Gold remains confined to the 1697.50/1625.69 range that was established in January. That range is in turn well within the broader 1922.74/1522.48 range that has dominated since 2011. But don't think for a second that the yellow metal has been completely stagnant.
One need look no further than gold in yen terms, which reached a 33-year high of Y157,476 just last week, as proof to the contrary.
EYE ON JAPAN
Indeed, Japanese monetary policy has been stealing the show of late, leading to significant declines in the yen versus the other major currencies and prompting a rebuke from the G7 on Tuesday. Perhaps hearing what they wanted to hear, the Japanese initially interpreted the G7 statement as a tacit approval of their deflation fighting measures.
Japanese Finance Minister Aso was quoted as saying the G7 "properly recognizes that steps we are taking to beat deflation are not aimed at influencing currency markets." The yen promptly fell to new 27-month lows against the dollar.
In that context, certainly any central bank or country actively looking to debase their currency could find justification of some sort. The Japanese say they are fighting deflation, the Europeans are attempting to get their economy out of recession, and the U.S. is trying to reduce unemployment. Apparently weaker currencies are just an inadvertent consequence of these more noble domestic goals.

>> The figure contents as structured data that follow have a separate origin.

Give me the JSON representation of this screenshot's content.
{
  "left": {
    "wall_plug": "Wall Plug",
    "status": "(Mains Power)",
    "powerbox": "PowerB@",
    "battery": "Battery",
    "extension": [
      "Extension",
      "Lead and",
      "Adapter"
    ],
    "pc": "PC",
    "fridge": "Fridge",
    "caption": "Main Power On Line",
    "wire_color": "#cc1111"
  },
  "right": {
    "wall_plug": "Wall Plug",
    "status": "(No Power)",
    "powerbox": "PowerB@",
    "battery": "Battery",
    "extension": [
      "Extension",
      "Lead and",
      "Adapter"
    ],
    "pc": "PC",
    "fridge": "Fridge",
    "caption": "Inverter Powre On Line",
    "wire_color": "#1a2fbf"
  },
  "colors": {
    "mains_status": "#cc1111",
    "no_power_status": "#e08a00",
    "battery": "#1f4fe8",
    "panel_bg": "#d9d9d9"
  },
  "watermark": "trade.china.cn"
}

This forced the G7 to clarify their position, with an official subsequently stating unequivocally that "The G7 statement was misinterpreted. The G7 statement signaled concern about excess moves in the yen." The official went on to say, "Japan will be in the spotlight at the G20 in Moscow this weekend." The yen rebounded in response.
In trying to be a little too diplomatic initially, the G7's effort to dispel worries about a currency war may have in fact intensified those concerns. In response to that unnamed G7 official's "clarification," Bank of England Governor Mervyn King said the G7 statement should be taken at face value. "When countries take measures to use monetary stimulus to support growth in their economies, then there will be exchange rate consequences and they should be allowed to flow through," King said.
That seems to suggest it's every country for itself, which sounds very much like a currency war. Is Japan going to be singled out simply for being more effective with its monetary stimulus and messaging? If so, that would open the door to much finger-pointing in Moscow this weekend.
There are many who would argue that a full fledged currency war is already underway. No matter the justification and regardless of whether the debasement of fiat currency is intentional or not, it is an ongoing trend that has hugely contributed to the long term secular bull market in gold against most of the world's currencies.